A Gerritsen Beach man armed with a fake pistol was shot and killed during a harried standoff with police Monday afternoon, officials said.

Cops said they got a 911 call about a man with a gun inside a schoolyard behind P.S. 194, the Raoul Wallenberg School, on Knapp Street near Avenue W.

When patrolmen arrived just after 3 p.m., they found 23-year-old George D’Amato, Jr. of Ebony Court and ordered him to drop the weapon they spotted in his hand.

D’Amato reportedly refused to drop the gun and had allegedly aimed the imitation pistol at the officers when one of the cops fired three rounds, hitting D’Amato in the neck, torso and arm.

The Gerritsen Beach resident was rushed to Coney Island Hospital, where he died of his wounds just after 4 p.m.

The officer who shot him was also hospitalized — for trauma, officials said.
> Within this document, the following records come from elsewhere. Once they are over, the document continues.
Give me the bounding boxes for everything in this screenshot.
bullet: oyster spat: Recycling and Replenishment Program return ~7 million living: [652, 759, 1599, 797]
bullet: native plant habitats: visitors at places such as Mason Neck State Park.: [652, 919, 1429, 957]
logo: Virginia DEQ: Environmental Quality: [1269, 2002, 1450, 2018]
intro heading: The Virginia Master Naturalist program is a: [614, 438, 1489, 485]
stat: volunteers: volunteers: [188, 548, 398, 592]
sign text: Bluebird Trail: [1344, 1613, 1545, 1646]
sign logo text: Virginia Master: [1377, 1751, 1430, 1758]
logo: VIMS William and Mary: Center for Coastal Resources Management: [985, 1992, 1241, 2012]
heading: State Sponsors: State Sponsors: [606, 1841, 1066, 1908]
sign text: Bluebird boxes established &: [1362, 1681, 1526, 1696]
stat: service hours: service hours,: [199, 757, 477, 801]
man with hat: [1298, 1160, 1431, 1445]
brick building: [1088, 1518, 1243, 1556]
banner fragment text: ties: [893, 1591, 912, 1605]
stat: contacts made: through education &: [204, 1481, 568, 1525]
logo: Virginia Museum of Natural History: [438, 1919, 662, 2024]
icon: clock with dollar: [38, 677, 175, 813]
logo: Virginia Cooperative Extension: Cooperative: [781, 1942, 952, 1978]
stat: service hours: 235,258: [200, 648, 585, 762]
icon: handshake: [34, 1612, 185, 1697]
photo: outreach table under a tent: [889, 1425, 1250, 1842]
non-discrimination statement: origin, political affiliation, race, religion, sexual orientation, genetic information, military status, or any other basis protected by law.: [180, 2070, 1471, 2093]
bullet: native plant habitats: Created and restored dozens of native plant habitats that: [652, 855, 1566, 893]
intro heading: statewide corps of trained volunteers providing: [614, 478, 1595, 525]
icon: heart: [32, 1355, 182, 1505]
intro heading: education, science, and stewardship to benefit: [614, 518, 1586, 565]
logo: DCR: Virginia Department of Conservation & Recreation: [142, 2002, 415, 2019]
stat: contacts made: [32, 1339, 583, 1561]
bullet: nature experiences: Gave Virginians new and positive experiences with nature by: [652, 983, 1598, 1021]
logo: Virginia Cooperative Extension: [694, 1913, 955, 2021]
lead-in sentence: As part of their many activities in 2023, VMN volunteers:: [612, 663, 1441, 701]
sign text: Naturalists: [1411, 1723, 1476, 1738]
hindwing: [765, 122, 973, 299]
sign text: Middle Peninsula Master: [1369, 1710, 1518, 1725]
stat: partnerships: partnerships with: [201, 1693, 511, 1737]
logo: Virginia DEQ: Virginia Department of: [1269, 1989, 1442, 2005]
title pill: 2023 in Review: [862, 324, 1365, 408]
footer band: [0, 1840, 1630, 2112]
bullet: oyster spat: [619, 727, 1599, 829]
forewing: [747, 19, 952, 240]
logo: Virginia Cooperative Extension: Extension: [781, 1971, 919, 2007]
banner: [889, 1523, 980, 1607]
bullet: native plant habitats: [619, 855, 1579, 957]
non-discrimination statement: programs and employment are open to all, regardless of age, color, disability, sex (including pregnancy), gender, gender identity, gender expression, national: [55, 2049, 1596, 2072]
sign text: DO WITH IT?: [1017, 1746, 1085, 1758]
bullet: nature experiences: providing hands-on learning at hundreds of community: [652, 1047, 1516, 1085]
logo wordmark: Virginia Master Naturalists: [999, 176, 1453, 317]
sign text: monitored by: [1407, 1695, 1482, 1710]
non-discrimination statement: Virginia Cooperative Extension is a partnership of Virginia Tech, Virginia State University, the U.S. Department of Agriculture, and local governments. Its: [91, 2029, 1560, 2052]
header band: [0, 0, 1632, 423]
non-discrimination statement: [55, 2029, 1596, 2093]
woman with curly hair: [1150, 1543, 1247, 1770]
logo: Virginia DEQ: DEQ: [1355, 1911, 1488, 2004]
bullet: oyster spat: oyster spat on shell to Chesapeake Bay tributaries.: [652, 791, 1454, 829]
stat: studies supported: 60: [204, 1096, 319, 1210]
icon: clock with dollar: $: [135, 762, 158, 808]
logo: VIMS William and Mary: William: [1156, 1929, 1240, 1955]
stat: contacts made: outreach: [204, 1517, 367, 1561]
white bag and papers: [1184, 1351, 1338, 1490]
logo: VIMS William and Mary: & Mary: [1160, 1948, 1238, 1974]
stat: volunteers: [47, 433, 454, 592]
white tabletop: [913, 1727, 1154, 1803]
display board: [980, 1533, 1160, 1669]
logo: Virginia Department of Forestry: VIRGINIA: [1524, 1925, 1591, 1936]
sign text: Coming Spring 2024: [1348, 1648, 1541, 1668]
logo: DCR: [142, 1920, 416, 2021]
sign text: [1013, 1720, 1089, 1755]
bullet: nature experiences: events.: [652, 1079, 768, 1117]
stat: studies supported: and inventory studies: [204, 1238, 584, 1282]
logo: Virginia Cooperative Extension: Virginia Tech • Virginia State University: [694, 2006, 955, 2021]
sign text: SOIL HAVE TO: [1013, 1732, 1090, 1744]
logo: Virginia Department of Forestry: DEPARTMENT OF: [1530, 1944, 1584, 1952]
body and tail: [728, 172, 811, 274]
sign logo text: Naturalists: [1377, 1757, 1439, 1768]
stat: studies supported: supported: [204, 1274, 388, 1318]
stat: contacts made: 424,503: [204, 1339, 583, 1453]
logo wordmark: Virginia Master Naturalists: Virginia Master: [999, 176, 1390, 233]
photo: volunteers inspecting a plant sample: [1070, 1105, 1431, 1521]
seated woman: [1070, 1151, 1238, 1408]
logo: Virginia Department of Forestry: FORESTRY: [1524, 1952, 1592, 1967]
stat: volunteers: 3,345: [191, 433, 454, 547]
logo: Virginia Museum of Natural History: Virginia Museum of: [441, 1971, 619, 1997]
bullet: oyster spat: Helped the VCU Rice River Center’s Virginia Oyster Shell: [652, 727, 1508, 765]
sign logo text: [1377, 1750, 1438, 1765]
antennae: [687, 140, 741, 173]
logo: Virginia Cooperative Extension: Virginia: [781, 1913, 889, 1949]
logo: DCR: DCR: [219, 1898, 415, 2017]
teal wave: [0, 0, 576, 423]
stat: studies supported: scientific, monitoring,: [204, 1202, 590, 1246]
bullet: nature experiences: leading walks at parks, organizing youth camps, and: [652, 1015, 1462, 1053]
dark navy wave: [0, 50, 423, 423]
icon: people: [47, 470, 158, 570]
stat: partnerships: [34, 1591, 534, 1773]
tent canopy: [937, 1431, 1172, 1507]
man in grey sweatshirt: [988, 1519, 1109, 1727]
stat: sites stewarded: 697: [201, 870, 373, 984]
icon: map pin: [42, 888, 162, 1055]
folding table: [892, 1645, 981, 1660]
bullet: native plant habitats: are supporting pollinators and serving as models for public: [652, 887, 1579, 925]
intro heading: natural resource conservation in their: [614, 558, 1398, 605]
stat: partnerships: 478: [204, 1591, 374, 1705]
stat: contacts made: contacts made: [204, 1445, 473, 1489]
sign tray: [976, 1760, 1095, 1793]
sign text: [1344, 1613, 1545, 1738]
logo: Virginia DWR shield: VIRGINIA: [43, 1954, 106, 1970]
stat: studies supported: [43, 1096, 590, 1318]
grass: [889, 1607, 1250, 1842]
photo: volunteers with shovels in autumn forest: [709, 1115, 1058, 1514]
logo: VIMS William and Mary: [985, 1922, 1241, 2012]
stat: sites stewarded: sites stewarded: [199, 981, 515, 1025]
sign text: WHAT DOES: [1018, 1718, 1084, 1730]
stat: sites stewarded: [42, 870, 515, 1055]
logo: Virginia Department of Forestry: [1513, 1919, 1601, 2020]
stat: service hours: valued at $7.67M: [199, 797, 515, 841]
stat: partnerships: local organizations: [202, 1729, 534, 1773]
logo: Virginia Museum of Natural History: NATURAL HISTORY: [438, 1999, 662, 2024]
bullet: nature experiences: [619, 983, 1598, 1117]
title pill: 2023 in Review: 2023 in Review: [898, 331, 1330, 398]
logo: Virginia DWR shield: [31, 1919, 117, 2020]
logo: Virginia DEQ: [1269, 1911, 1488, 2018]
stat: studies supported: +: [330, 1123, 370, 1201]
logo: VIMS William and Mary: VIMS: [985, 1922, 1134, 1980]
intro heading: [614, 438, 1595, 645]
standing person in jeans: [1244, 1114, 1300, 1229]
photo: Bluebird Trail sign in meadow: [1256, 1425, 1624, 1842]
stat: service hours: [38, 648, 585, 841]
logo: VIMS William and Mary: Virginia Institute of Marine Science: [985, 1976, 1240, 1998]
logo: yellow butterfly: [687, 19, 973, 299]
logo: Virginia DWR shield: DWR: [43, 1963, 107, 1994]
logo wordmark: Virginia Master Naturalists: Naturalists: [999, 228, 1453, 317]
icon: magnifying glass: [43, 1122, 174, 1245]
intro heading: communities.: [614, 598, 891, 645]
It was unclear what D’Amato was doing in the schoolyard with the imitation pistol, which is usually colored red and fires small pellets, as this paper went to press. D’Amato or someone else painted the gun silver to make it appear more realistic, sources implied.

Police said that no children were in any danger since the school day ended about a half hour before the confrontation took place.

A day after the shooting, little information was forthcoming about why D’Amato was walking around the neighborhood with the fake gun. He was, however, seen repeatedly in the neighborhood before his death.

According to published reports, he had taken the day off from his job at Duane Reade so he could “enjoy the nice weather.”

A few hours later, he was spotted in a Sheepshead Bay pharmacy across from the Sheepshead/Nostrand projects, reportedly trying to steal a bottle of cough medicine after he couldn’t purchase it with his credit card. A worker took the bottle away from D’Amato and he ran out of the store, according to sources.

He was then seen inside the Sheepshead/Nostrand Houses taking a “battle stance” and flashing his gun.

A short time later, reports began circulating that he had menaced at least one person with his gun near P.S. 194. Within the hour, he was dead.

“It’s possible that he just snapped,” said one police source.

On Tuesday community affairs cops could be found on Knapp Street informing residents as to what happened. Yet the facts couldn’t control a few rumors that a nearby Timmy’s Donuts was robbed a short time before the shooting.

A high-ranking police source said that they couldn’t readily confirm or deny that the Timmy’s Donuts was robbed shortly before D’Amato was killed, yet assured this paper that if it did happen it was not connected to D’Amato or the shooting.

Over in Gerritsen Beach, D’Amato’s father, George D’Amato, Sr., a retired court officer, was mourning his son’s death.

Yet at the same time, he didn’t blame police for what happened.

“I am retired law-enforcement myself. I know what it’s like,” he told the New York Post. “I can’t blame the officer. He did what he had to do.”